The configuration below focuses on a new combination of PFC and scheduling working on the QFX5200. In addition, the latest introduced feature, ‘pfc-priority’ is also explained. From the following example, we provided a scenario which contains traffic congestions on lossless queues. By scheduling the traffic, a proportion, 4:6, of traffic allocation should be seen during the congestion. And the pfc packets on some specific queue defined by pfc-priority will be observed.
In this scenario, three layer-3 interfaces with IPv4 and OSPF routing protocol are employed for connectivity.
Here the QFX5110 has no Class-of-Service configuration and works as an auxiliary role to transmit the traffic.
Suppose end user hosts oversubscribed their traffic to 20G, sending packets through the two switches as shown in Figure 2. Since the DSCP PFC is properly functioning during the traffic oversubscribing, there is no packet loss in this scenario as shown in Figure 3
Figure 2. Traffic Load Table
Figure 3. Packets I/O Statistics
As mentioned above, ETS is not supported in the QFX5200. This mechanism, combining DSCP PFC and scheduler is introduced and as a result, Figure 4 shows that the packet delivery is guaranteed during oversubscription, as previous designed ratio (29537975:44275461 ≈ 40:60), for end users. As a result, the data of other customers is properly protected from the traffic congestion.
Figure 4. Traffic Allocation
The following example shows the result on how pfc-priority works on the back pressure pfc packets. From Figure 5, the pfc priority of 3 is mapped to queue 3 (q3). This means when the pfc packets are generated by corresponding DSCP code, the pfc will be transmitted to queue 3 (q3). And then, to verify the result, Figure 6 provides the pfc packets number in the right queue defined by pfc-priority.
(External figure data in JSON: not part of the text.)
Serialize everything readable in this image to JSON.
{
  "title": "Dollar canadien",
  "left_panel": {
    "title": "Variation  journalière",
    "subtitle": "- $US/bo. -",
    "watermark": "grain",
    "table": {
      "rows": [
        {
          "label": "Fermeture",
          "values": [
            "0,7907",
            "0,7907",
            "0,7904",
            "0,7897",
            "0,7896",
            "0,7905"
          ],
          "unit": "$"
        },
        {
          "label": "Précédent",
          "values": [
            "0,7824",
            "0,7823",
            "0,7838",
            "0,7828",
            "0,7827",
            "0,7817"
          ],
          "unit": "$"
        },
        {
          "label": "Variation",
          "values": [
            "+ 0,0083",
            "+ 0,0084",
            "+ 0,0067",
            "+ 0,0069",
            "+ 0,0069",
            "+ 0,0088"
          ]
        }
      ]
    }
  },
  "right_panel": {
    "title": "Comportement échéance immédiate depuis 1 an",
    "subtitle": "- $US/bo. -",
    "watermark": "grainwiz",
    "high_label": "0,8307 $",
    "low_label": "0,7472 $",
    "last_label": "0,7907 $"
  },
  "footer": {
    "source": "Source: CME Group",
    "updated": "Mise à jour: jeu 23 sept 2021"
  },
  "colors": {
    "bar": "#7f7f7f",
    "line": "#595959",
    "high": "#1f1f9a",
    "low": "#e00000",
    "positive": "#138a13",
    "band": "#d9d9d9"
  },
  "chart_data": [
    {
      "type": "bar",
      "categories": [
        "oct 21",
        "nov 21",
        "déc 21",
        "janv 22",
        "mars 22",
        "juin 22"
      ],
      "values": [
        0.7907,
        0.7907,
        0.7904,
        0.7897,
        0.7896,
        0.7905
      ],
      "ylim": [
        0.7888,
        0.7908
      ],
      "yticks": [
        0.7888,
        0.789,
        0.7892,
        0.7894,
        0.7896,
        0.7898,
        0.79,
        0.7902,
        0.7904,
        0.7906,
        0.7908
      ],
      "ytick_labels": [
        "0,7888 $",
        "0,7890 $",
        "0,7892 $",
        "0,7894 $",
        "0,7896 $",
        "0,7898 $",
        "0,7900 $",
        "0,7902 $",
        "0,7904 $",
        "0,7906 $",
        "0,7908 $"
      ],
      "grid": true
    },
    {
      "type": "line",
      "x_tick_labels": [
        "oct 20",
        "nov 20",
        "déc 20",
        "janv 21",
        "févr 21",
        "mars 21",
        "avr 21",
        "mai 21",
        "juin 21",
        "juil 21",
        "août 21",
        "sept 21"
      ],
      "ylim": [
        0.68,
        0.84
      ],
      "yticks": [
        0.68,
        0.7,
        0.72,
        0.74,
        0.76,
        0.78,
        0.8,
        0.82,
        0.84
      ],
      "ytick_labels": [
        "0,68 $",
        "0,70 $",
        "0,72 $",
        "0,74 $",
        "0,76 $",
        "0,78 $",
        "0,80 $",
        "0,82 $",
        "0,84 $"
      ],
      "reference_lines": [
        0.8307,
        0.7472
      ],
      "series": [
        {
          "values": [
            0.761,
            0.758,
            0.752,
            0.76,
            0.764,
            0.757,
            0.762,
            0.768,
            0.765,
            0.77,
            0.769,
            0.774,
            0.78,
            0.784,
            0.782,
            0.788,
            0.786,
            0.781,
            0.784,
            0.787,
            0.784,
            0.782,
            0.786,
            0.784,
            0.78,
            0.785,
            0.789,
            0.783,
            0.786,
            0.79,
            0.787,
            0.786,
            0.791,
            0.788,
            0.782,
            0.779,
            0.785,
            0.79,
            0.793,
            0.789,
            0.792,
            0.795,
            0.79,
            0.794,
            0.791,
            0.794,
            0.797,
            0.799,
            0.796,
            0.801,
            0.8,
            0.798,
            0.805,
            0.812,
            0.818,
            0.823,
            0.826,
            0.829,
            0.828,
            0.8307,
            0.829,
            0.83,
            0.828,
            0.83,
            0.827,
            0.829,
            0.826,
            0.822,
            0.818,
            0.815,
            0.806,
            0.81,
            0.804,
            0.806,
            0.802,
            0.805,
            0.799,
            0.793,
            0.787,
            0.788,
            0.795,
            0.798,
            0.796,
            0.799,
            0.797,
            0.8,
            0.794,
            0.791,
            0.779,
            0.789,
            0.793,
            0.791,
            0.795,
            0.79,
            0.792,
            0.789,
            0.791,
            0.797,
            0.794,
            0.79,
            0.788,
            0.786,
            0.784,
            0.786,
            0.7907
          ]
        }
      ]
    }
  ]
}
Figure 5. ‘pfc-priority’ keyword queue mapping
Figure 6. DSCP PFC Generation in Target Queue
Without the binding scheduler on the outgoing interfaces; although the congestion traffic is going through traffic proportion 4:6, it is not guaranteed, which means either customer may not by satisfied by their requirement.
deactivate groups pfc class-of-service interfaces xe-0/0/6:0 scheduler-map
Figure 7. Traffic Allocation when oversubscription
Moreover, if we did not define the pfc-priority, then the pfc packets would egress to another customer queue, rather than the user in queue 3 mentioned in Figure 5. As a result, this behavior will impact another customers’ data. The following example shows the pfc packets generated by queue 3 (q3) are egressing to queue 1 (q1), after deleting the pfc-priority definition on QFX5200.
delete groups pfc class-of-service forwarding-classes class q5 pfc-priority
delete groups pfc class-of-service forwarding-classes class q3 pfc-priority
Figure 8. without keyword ‘pfc-priority’
From Junos OS Release 17.4R1 forward, customers may use DSCP values in Layer 3 IP headers of incoming traffic to enable PFC on Layer 2 access interface and Layer 3 interface. With the newly released QFX5200, proper traffic congestion management based on DSCP with scheduling is verified. This practice provides several real cases for this requirement from both sides. Consequentially, during traffic oversubscription, we have clearly demonstrated the lossless data transmission as well as the guaranteed ratio of traffic, as defined, for future customers.